There has been a chorus of outrage at moves by the Greens to stop amendments to the Murray Darling Basin Plan that would relieve some of the social and economic suffering in the Northern Basin.
The amendments came after a four-year scientific review by the Murray Darling Basin Authority which recommended the Northern river section’s water savings target be reduced by 70 gigalitres, to ease commercial suffering in mostly cotton producing regions, without any negative environmental impacts.
If passed it could jeopardize progress of the Southern Basin Evaluation and put into question the 605 gigalitres Sustainable Diversion Limits adjustment. Berriquin Irrigators Council chair Louis Kelly was reluctant to be drawn into the debate, saying the plan was clear about having no third party impacts.
“I’m in support of the Murray Darling Basin Plan provided it’s implemented fairly,” the Jerilderie farmer said.
“We’ve got to believe in the system and the rule makers of the Murray Darling Basin Plan, the politicians. They’ve got to be respectful of the decisions and the guidelines they’ve got to work in.”
NSW Farmers said water decisions should be based on science.
“The Basin Plan is a living document and there are still many elements of water reform that we need to address, however, we are at the final stages of the plan, and a move that could unravel the entire process is not in anybody’s interests,” president Derek Schoen said.
The NSW government has said it would walk away from the bi-partisan Basin Plan if recovery recommendations were rejected in Federal parliament.
Austin Evans, whose state seat of Murray is in the heart of the southern irrigation region with the Murray, Darling and Murrumbidgee rivers flowing through it, believed the Labor move was purely to boost the party’s chances ahead of the South Australian election.
“They’ve got their way for a long time by chucking a wobbly every time they don’t get what they want, well I think it’s time to say enough’s enough,” said Mr Evans, who spent more than a decade at Coleambally Irrigation before entering politics in late 2017.
“I know a lot of people have been wanting to walk away from the plan for a long time but there are consequences of doing it and it’s not going to be straightforward.

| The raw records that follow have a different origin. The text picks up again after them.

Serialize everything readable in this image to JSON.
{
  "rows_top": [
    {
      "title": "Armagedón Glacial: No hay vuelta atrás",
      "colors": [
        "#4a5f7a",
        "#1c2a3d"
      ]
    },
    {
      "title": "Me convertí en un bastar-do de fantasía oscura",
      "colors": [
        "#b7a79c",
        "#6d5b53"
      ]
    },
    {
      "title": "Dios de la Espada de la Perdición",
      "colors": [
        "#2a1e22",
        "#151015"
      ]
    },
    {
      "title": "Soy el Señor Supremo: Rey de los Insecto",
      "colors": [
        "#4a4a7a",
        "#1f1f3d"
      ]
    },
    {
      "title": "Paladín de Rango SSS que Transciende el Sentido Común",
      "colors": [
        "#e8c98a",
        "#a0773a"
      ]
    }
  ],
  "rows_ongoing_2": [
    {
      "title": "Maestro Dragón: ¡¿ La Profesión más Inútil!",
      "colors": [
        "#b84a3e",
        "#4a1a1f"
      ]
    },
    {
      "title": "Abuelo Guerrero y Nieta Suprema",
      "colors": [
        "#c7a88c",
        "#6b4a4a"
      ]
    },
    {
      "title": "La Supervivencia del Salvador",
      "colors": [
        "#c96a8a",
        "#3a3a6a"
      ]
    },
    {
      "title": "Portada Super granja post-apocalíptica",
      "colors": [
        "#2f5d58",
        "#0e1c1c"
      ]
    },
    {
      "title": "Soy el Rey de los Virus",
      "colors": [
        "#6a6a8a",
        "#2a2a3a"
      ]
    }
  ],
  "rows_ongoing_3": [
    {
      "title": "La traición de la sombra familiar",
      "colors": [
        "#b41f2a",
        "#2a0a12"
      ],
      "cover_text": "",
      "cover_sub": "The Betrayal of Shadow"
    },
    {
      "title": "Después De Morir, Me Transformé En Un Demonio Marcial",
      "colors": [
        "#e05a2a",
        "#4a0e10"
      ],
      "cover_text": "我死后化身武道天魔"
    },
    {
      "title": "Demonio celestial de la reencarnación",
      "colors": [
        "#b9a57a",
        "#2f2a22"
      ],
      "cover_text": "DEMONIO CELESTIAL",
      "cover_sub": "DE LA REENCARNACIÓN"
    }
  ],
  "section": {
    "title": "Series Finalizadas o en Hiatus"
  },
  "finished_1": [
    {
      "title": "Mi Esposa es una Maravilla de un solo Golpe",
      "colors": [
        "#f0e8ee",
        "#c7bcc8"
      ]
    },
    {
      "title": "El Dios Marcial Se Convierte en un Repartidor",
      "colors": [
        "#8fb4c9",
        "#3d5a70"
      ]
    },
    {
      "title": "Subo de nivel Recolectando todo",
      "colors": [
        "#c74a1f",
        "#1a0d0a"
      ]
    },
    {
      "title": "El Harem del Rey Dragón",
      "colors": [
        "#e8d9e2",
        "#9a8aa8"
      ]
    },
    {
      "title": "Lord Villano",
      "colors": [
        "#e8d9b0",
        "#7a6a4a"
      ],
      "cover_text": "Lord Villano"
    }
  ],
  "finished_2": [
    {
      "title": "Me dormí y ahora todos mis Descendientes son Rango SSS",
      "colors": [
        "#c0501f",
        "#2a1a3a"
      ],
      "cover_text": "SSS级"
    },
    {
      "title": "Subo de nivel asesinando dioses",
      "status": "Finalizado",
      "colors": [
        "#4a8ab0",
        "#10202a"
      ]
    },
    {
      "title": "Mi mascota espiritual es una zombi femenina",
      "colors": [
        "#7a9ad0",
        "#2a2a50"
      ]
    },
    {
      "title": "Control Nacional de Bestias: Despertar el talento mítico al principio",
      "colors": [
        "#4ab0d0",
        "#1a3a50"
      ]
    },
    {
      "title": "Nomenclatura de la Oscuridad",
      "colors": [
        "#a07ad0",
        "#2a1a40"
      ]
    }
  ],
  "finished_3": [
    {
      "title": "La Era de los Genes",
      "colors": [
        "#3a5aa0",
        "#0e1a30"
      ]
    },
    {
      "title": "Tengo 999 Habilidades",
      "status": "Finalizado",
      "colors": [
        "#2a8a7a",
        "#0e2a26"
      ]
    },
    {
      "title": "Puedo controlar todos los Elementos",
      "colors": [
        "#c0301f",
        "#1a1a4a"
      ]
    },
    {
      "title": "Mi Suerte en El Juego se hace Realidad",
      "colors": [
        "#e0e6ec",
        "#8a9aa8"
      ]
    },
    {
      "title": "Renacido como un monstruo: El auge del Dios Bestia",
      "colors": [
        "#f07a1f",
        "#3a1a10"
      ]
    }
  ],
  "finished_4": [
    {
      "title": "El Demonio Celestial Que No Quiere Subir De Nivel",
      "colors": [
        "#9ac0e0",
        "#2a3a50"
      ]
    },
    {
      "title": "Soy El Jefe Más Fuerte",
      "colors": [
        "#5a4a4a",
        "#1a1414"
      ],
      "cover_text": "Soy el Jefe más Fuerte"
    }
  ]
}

“But even with those possible consequences I’d still say let’s walk away if they’re not going to operate in good faith.”
The MDBA stood behind its Northern Basin Review.
“The plan is visionary, long-term policy—and it’s working,” MDBA chief executive Phillip Glyde said. “We have now achieved almost all the water recovery required under the plan, with more than 2100GL of water recovered for the environmental health of the river system.
“The Basin Plan was neither expected nor intended to deliver immediate results.
“It is simply not possible to repair 100 years of damage to such a vast river system overnight – or even within five years.”